Suddenly, disaster struck, shattering all my hopes and dreams and my future seemed to be in unredeemable ruins. An accident left me totally without sight in both eyes - it was a devastating experience, like being dragged from a world of light and plunged into an abyss of darkness. Nothing could reconcile me to my new situation - friends and neighbours seemed to be drifting away and I was surrounded by the mournful voices of my family lamenting and bewailing my fate. Most heart-wrenching was the realisation that I could no longer do anything for my dear children. I remained in this state of helplessness and hopelessness for eight long and lonely years - I felt like an inmate in a maximum security prison. Emotionally, it was like being immersed in the hottest hell fire.

Then I heard about a school for the blind somewhere in Central Myanmar and started to find out more information about it. My joy knew no bounds when I found out that such a school really existed and I was determined to get to it by hook or by crook. Besides an academic education, the school also provided training in handicrafts and music.
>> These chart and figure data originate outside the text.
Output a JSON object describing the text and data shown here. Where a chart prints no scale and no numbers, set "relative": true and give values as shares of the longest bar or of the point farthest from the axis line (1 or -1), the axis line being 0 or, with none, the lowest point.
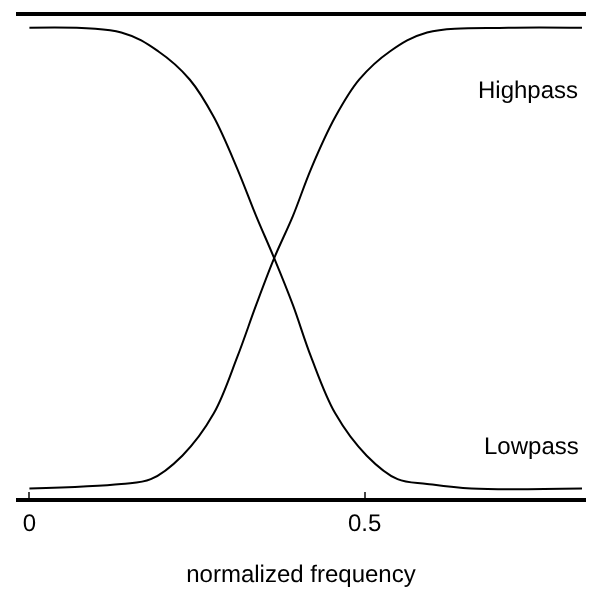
{
  "chart_data": {
    "type": "line",
    "relative": true,
    "xlabel": "normalized frequency",
    "xlim": [
      -0.02,
      0.83
    ],
    "xticks": [
      0,
      0.5
    ],
    "legend": false,
    "marker": "none",
    "line_style": "solid",
    "series": [
      {
        "name": "Highpass",
        "color": "#000000",
        "x": [
          0,
          0.137,
          0.181,
          0.228,
          0.275,
          0.31,
          0.338,
          0.365,
          0.393,
          0.42,
          0.456,
          0.492,
          0.538,
          0.593,
          0.714,
          0.824
        ],
        "values": [
          0.02,
          0.03,
          0.04,
          0.09,
          0.18,
          0.3,
          0.41,
          0.51,
          0.6,
          0.7,
          0.81,
          0.89,
          0.95,
          0.99,
          1.0,
          1.0
        ]
      },
      {
        "name": "Lowpass",
        "color": "#000000",
        "x": [
          0,
          0.137,
          0.192,
          0.239,
          0.275,
          0.31,
          0.338,
          0.365,
          0.393,
          0.42,
          0.456,
          0.503,
          0.549,
          0.593,
          0.659,
          0.824
        ],
        "values": [
          1.0,
          0.99,
          0.95,
          0.89,
          0.81,
          0.7,
          0.6,
          0.51,
          0.41,
          0.3,
          0.18,
          0.09,
          0.04,
          0.03,
          0.02,
          0.02
        ]
      }
    ]
  }
}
I will always remember the day i first entered the compound of the school. The voices of children reading and reciting their lessons brought back memories of my teaching days and the thrill of ecstatic joy stirred my whole being. As the sound of music floated out from the practice room, I was enraptured and felt as though I had been caught up into Seventh Heaven. Then, as my fingertips touched the dots on a Braille page for the very first time, I knew definitely that a new life had begun for me.

I had to work very hard before I could use Braille well enough. But once I had mastered the basics of the code, my life became brighter with each passing day. With my new-found learning tool, I not only resumed pursuing my interest in reading but also completed my studies at university. Best of all, I could now do what I enjoy doing the most - teaching. This time my pupils were not sighted children but children who could not see.

Thanks to Braille, I am now full of life and ambition as it has broadened the scope of my new vision. It has given me the confidence to achieve my aims and goals. Yes, it has changed my life for the better. It has broken down the barriers of prejudice and discrimination that stood between me and the world around me.

Indeed, Braille is more than life to me. It is my all; it is my everything.